Con todo, lo más llamativo es la rapidez del giro. En un abrir y cerrar de ojos se invirtieron todas las máximas. Ya no tenemos que movernos, sino quedarnos quietos e inmóviles, como un tren que avanza a toda velocidad y debe frenar brutalmente. Por mencionar un ejemplo, hemos visto en estos días el regreso —casi diría, la resurrección— de los viejos Estados nacionales. Parece evidente que los organismos internacionales carecen de herramientas para una crisis de esta envergadura, porque no tienen vinculación directa con las personas: su mediación es demasiado abstracta y lejana. Cuando ya no creíamos en la soberanía ni en las fronteras, el mundo entero se vio obligado a rehabilitarlas como tabla de salvación. Cuando creíamos que el Estado era solo fuente de opresión e injusticia, tuvimos que recurrir a él, pues no tenemos otro instrumento que permita una acción común. Es más, estamos dispuestos a restringir fuertemente nuestras libertades si eso sirve para controlar la pandemia.
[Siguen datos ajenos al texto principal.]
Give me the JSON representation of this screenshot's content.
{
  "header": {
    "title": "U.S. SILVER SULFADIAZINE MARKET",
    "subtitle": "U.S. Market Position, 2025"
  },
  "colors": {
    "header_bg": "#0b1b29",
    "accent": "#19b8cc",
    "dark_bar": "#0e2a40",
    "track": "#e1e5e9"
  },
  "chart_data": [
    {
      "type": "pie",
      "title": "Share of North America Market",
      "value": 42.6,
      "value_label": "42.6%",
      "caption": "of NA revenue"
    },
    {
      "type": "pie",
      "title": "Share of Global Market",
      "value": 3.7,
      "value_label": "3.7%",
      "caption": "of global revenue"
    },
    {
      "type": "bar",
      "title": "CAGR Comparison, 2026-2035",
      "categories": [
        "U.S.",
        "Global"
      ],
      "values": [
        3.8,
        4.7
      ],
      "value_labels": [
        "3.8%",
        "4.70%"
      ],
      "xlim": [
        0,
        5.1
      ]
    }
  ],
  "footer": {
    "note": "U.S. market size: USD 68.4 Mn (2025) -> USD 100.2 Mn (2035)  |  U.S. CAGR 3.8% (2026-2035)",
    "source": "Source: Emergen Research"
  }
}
Nada de esto es fortuito, y simplemente muestra que, en momentos de crisis, la política vuelve por sus fueros. En determinadas situaciones, cierto individualismo dominante es completamente inútil: somos animales dependientes unos de otros.

De algún modo, el covid-19 nos recuerda que el proyecto moderno —a pesar de sus indudables méritos, que los tiene— se funda en una premisa equivocada: no podemos controlarlo todo. Somos más frágiles de lo que quisiéramos. Tal es la lección de humildad que nos duele constatar y, finalmente, aceptar. La condición humana es vulnerable, expuesta a peligros y, aunque la técnica puede ayudarnos mucho, siempre estaremos frente a una realidad que nos excede y que no podemos dominar del todo: la vida no nos pertenece completamente. Esto no implica, desde luego, que debamos renunciar a luchar contra el virus utilizando todos los medios disponibles —todos esperamos una vacuna lo más pronto posible—, pero una mayor conciencia respecto del carácter limitado de lo humano nos permitiría, quizás, afrontar mejor este tipo de dificultades. Después de todo, quien se resiste a olvidar que la vida tiene una dimensión trágica, no desespera frente a ella.